CLI Usage¶
The Kreuzberg CLI provides command-line access to all extraction features. This guide covers installation, basic usage, and advanced features.
Installation¶
Feature Availability
Homebrew Installation:
- ✅ Text extraction (PDF, Office, images, 75+ formats)
- ✅ OCR with Tesseract
- ✅ HTTP API server (
servecommand) - ✅ MCP protocol server (
mcpcommand) - ✅ Chunking, quality scoring, language detection
- ❌ Embeddings - Not available via CLI flags. Use config file or Docker image.
Docker Images:
- All features enabled including embeddings (ONNX Runtime included)
- Use
kreuzberg/kreuzberg:fullfor LibreOffice support - Use
kreuzberg/kreuzberg:corefor smaller image without LibreOffice
Basic Usage¶
Extract from Single File¶
# Extract text content to stdout
kreuzberg extract document.pdf
# Specify MIME type (auto-detected if not provided)
kreuzberg extract document.pdf --mime-type application/pdf
Batch Extract Multiple Files¶
Use the batch command to extract from multiple files:
# Extract from multiple files
kreuzberg batch doc1.pdf doc2.docx doc3.txt
# Batch extract all PDFs in directory
kreuzberg batch documents/*.pdf
# Batch extract recursively
kreuzberg batch documents/**/*.pdf
Output Formats¶
# Output as plain text (default for extract)

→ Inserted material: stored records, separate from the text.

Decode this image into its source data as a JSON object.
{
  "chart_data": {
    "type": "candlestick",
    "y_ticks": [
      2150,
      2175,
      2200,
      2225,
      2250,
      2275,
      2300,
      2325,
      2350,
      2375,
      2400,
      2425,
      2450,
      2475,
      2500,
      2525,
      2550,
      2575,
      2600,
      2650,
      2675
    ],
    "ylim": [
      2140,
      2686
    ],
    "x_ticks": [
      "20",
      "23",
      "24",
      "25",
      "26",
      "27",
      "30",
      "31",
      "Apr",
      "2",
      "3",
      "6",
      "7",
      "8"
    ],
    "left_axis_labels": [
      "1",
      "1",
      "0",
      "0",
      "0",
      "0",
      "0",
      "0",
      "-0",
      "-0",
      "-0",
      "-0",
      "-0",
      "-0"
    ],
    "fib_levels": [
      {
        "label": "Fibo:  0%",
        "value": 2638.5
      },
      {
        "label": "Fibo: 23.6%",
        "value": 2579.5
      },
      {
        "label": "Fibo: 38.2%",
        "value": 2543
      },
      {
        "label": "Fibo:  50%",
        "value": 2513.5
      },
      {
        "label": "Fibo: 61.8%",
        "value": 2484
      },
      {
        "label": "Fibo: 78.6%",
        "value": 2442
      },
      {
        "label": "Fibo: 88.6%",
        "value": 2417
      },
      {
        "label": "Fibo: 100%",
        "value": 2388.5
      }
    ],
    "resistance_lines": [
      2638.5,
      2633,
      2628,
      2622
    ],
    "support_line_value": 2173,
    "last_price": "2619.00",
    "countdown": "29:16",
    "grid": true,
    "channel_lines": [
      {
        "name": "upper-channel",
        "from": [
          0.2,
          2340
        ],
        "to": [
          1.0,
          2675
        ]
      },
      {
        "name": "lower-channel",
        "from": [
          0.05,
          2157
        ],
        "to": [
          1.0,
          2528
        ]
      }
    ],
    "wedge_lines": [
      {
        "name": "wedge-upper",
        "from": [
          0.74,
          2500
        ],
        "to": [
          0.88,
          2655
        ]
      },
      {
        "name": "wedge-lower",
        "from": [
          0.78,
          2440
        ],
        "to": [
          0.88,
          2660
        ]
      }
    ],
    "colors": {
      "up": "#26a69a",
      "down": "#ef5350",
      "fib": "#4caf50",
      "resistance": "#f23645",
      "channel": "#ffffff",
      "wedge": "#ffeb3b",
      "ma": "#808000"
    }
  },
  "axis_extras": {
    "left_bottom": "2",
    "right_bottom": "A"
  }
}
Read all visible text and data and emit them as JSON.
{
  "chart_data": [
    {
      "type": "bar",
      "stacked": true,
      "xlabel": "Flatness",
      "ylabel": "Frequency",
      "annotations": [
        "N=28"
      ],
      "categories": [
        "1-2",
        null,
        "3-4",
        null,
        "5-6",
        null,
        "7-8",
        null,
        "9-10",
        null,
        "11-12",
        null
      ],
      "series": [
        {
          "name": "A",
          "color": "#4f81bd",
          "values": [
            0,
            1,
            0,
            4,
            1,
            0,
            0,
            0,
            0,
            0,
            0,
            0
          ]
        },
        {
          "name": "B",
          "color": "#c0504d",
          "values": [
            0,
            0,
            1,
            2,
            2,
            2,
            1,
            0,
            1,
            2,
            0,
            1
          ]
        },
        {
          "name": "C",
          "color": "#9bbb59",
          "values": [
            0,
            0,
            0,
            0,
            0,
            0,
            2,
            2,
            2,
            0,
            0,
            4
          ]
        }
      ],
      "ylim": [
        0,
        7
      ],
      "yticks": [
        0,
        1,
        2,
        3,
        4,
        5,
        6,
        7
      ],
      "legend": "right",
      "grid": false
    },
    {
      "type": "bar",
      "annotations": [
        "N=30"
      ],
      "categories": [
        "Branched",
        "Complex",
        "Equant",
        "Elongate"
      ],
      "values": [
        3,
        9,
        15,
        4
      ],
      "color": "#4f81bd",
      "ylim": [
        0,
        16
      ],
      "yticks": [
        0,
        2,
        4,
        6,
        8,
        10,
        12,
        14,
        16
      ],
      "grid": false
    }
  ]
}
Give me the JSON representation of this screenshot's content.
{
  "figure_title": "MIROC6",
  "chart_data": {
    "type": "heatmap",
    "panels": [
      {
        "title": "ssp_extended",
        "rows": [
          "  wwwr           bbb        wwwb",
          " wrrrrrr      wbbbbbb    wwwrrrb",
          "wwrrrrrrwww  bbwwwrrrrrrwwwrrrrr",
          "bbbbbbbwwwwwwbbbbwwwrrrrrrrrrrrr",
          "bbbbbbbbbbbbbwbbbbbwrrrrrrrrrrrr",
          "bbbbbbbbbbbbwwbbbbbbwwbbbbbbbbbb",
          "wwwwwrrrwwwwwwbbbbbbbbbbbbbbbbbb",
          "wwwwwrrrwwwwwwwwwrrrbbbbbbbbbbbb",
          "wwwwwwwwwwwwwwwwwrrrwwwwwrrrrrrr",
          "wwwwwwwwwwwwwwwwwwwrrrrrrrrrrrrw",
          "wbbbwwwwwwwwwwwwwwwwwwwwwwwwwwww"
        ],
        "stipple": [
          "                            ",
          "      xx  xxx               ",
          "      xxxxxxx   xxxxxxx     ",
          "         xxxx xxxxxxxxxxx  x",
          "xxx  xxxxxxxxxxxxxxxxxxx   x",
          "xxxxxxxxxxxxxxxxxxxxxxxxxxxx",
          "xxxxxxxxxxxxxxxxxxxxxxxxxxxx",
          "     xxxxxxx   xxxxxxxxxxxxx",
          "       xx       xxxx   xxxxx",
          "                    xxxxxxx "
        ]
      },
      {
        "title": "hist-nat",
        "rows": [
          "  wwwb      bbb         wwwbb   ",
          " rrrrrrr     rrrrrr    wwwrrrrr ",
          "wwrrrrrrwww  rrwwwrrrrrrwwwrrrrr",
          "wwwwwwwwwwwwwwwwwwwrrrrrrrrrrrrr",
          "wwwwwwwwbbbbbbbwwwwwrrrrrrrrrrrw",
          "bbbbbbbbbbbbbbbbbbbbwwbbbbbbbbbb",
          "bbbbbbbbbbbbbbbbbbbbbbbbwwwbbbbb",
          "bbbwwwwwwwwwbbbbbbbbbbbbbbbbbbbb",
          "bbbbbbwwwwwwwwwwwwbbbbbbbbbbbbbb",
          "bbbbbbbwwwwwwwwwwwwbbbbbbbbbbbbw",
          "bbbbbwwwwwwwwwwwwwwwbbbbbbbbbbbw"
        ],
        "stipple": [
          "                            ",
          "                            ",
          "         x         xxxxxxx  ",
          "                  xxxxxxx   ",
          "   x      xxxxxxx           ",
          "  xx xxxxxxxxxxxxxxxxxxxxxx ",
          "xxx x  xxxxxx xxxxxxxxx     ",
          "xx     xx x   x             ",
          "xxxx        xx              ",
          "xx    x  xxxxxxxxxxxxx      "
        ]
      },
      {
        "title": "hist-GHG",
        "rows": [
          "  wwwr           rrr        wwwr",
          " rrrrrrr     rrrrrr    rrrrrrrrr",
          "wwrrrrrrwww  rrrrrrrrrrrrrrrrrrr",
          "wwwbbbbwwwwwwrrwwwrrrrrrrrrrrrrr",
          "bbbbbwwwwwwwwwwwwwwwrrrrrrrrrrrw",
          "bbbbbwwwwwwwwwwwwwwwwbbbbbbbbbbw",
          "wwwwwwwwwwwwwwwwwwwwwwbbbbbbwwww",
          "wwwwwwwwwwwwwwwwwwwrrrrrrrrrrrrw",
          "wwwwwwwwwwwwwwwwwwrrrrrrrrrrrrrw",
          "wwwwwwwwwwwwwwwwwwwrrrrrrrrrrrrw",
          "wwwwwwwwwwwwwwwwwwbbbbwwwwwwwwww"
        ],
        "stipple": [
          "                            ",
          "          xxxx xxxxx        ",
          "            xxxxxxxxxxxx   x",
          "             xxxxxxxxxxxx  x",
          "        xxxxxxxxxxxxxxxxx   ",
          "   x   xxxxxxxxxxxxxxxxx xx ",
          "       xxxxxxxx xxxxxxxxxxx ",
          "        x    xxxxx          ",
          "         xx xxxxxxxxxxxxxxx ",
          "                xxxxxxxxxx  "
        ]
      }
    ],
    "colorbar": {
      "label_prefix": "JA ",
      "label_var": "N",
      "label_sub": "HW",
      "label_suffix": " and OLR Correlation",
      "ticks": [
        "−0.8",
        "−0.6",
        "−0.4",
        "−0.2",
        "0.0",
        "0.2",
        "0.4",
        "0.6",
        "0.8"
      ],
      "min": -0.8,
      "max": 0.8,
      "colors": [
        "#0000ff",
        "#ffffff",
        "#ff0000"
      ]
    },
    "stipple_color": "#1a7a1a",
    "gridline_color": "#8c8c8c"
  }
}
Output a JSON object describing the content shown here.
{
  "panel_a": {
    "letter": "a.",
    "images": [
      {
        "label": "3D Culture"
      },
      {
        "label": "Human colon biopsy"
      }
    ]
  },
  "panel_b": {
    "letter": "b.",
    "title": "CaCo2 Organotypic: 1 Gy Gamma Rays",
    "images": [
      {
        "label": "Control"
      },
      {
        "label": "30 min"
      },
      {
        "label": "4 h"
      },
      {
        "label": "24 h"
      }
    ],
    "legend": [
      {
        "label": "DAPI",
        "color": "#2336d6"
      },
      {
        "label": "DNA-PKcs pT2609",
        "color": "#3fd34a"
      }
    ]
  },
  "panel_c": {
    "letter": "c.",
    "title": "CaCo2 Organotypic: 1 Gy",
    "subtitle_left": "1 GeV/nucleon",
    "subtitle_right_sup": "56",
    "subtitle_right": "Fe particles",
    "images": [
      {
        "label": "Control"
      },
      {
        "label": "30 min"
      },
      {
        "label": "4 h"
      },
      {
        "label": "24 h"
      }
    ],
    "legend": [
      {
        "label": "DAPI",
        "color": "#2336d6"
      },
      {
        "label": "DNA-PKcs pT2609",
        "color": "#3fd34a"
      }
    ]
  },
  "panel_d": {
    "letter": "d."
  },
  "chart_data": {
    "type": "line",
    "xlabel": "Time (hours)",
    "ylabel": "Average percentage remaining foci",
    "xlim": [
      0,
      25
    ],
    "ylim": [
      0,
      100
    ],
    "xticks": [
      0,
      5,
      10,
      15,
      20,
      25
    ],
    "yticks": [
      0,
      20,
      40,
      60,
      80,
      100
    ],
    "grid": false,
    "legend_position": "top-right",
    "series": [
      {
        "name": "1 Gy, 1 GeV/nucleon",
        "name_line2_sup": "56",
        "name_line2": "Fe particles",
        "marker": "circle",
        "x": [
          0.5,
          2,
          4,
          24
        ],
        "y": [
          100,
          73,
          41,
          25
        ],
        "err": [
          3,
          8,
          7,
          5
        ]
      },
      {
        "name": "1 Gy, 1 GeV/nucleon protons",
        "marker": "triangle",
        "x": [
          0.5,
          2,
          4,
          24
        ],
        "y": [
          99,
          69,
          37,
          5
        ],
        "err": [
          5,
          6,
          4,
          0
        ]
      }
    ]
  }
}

kreuzberg extract document.pdf --format text
# Output as JSON (default for batch)
kreuzberg batch documents/*.pdf --format json
# Extract single file as JSON
kreuzberg extract document.pdf --format json
Content Output Format¶
Control the formatting of extracted text content:
# Extract as plain text (default)
kreuzberg extract document.pdf --output-format plain
# Extract as Markdown
kreuzberg extract document.pdf --output-format markdown
# Extract as Djot markup
kreuzberg extract document.pdf --output-format djot
# Extract as HTML
kreuzberg extract document.pdf --output-format html
The --output-format flag controls how the extracted text is formatted. This is different from --format which controls the output structure (text vs JSON).
OCR Extraction¶
Enable OCR¶
# Enable OCR (overrides config file setting)
kreuzberg extract scanned.pdf --ocr true
# Disable OCR
kreuzberg extract document.pdf --ocr false
Force OCR¶
Force OCR even for PDFs with text layer:
# Force OCR to run regardless of existing text
kreuzberg extract document.pdf --force-ocr true
OCR Configuration¶
OCR options are configured via config file. CLI flags override config settings:
# Extract with OCR enabled via config file
kreuzberg extract scanned.pdf --config kreuzberg.toml --ocr true
Configure OCR backend, language, and Tesseract options in your config file (see Configuration Files section).
Configuration Files¶
Using Config Files¶
Kreuzberg automatically discovers configuration files by searching the current directory and parent directories for:
./kreuzberg.{toml,yaml,yml,json}in the current directory../kreuzberg.{toml,yaml,yml,json}in the parent directory (and so on, up the directory tree)
Specify Config File¶
Example Config Files¶
kreuzberg.toml:
use_cache = true
enable_quality_processing = true
[ocr]
backend = "tesseract"
language = "eng"
[ocr.tesseract_config]
psm = 3
[chunking]
max_characters = 1000
overlap = 100
kreuzberg.yaml:
use_cache: true
enable_quality_processing: true
ocr:
backend: tesseract
language: eng
tesseract_config:
psm: 3
chunking:
max_characters: 1000
overlap: 100
kreuzberg.json:
{
"use_cache": true,
"enable_quality_processing": true,
"ocr": {
"backend": "tesseract",
"language": "eng",
"tesseract_config": {
"psm": 3
}
},
"chunking": {
"max_characters": 1000,
"overlap": 100
}
}
Batch Processing¶
Use the batch command to process multiple files:
# Extract all PDFs in directory
kreuzberg batch documents/*.pdf
# Extract PDFs recursively from subdirectories
kreuzberg batch documents/**/*.pdf
# Extract multiple file types
kreuzberg batch documents/**/*.{pdf,docx,txt}
Batch with Output Formats¶
# Output as JSON (default for batch command)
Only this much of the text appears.